Marcos Nunes Carreiro

Na semana passada as capas dos principais jornais brasileiros estamparam a história de Loemy Marques, a ex-modelo de 24 anos cuja história de envolvimento com o crack estampou a última capa da Revista Veja São Paulo. A ex-modelo recebeu o assédio de vários veículos de comunicação e, o mais importante, a solidariedade do País. Deverá ser internada e receberá o tratamento necessário — a ser custeado por emissoras de TV.

Não se pode questionar o bem que o tratamento irá fazer para a jovem, que, de fato, precisa de ajuda. A questão é: e os outros? A chamada Cracolândia, em São Paulo, abraça milhares de pessoas, das mais variadas situações econômica, familiar e social. E não apenas lá. No Brasil, dezenas de milhares de pessoas sofrem com a dependência química, seja por crack, cocaína, álcool, entre muitos outros tipos de entorpecentes. As drogas são muitas. O que falta é tratamento que não seja analisado por meio das páginas policiais, tal como o caso de Loemy.

Ligada ao Ministério da Saúde — e em parceria com a Secretaria Nacional de Políticas sobre Drogas (Senad), do Ministério da Justiça — a Fundação Oswaldo Cruz (Fiocruz) realizou um levantamento que revelou: cerca de 370 mil brasileiros de todas as idades usaram regularmente crack e similares (pasta base, merla e óxi) nas capitais brasileiras durante pelo menos seis meses em 2012. Esse número corresponde a 0,8% da população das capitais e a 35% dos consumidores de drogas ilícitas nessas cidades. E um agravante: desse total, 14% têm entre 8 e 18 anos, isto é, crianças e adolescentes.
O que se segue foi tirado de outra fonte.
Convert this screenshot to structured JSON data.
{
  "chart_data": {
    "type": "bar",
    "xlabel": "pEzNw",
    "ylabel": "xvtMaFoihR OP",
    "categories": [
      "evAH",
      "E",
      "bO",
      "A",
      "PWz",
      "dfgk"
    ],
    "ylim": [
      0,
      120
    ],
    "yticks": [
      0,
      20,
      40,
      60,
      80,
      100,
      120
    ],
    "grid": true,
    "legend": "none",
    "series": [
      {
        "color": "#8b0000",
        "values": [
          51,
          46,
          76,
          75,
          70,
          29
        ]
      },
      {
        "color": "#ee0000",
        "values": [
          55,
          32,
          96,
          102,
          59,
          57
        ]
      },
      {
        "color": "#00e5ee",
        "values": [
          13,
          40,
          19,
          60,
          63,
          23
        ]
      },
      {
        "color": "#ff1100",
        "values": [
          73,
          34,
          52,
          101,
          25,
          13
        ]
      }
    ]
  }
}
Subtrai-se desse grande número, o déficit no sistema público de saúde que deveria oferecer tratamento aos dependentes químicos. Dados apresentados em audiência pública no Senado Federal, por exemplo, dão conta de que o Brasil oferece apenas 0,34% dos leitos que seriam necessários para sua população. Isso leva à questão óbvia da informação: faltam investimentos.

Como aponta o psiquiatra e psicoterapeuta Thiago Cezar da Fonseca, “a dependência química cresceu mais que a rede de tratamento e o governo está demorando a fazer algo a respeito”. Segundo informações do próprio Sistema Único de Saúde (SUS), o número de internações financiadas pela rede, no que diz respeito a dependentes de drogas ilícitas, cresceu 128% entre 2006 e 2012, equiparando-se ao número de internações por dependência de álcool, que, em 2012, respondiam a 52% do total de internações por dependência química.
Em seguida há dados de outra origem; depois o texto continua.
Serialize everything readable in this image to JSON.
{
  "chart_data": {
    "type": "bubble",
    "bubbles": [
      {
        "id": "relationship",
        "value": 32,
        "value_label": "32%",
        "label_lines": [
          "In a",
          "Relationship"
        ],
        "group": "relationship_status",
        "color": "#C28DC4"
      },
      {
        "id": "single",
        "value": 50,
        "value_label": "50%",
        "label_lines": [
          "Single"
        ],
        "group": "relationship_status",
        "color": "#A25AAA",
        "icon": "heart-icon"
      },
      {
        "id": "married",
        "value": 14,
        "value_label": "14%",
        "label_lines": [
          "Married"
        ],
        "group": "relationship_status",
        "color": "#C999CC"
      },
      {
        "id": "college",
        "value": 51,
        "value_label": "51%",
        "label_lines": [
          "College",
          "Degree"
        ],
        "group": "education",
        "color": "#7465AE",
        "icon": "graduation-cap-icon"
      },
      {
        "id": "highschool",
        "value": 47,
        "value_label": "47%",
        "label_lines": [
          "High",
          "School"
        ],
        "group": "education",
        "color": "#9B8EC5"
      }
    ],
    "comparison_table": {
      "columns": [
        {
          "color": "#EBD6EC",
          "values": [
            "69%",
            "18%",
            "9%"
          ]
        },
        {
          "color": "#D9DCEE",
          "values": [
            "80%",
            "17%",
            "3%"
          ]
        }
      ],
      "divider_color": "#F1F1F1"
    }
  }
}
Loemy Marques: atualmente, a jovem ex-modelo representa a necessidade de discutir meios eficazes de recuperar as pessoas que utilizam drogas Foto: Mário Rodrigues/Veja
Loemy Marques: atualmente, a jovem ex-modelo representa a necessidade de discutir meios eficazes de recuperar as pessoas que utilizam drogas Foto: Mário Rodrigues/Veja

Naquele ano, foram registradas 301.716 internações por dependência. Ou seja, o número de dependentes aumentou, mas a rede não. É certo que nos últimos dois ou três anos houve certo desenvolvimento na área. Mas ainda falta. Nas capitais, onde a rede de saúde é maior e mais estruturada, é possível ver melhores situações, mas no interior dos Estados, mesmo quando há algum investimento, ele se torna insuficiente. Toma-se por parâmetro que a rede de saúde pública, no geral, ainda é deficitária, quiçá no tratamento de dependentes químicos.

Esse é um ponto, o mais evidente deles. Porém, é possível aprofundar mais a discussão. Um ponto importante é: como há um número insuficiente de leitos, também há poucos profissionais qualificados para tratar os dependentes quími­cos. De acordo com Fonse­ca, como a rede de atendimento é pequena, a formação dos profissionais fica deficiente, uma vez que não há muitas clínicas, ou locais onde se especializar. Dessa forma, os profissionais que querem fazer graduação ou especialização na área enfrentam certa dificuldade, fazendo com que eles tenham que estudar em São Paulo, ou procurar cursos de capacitação à distância.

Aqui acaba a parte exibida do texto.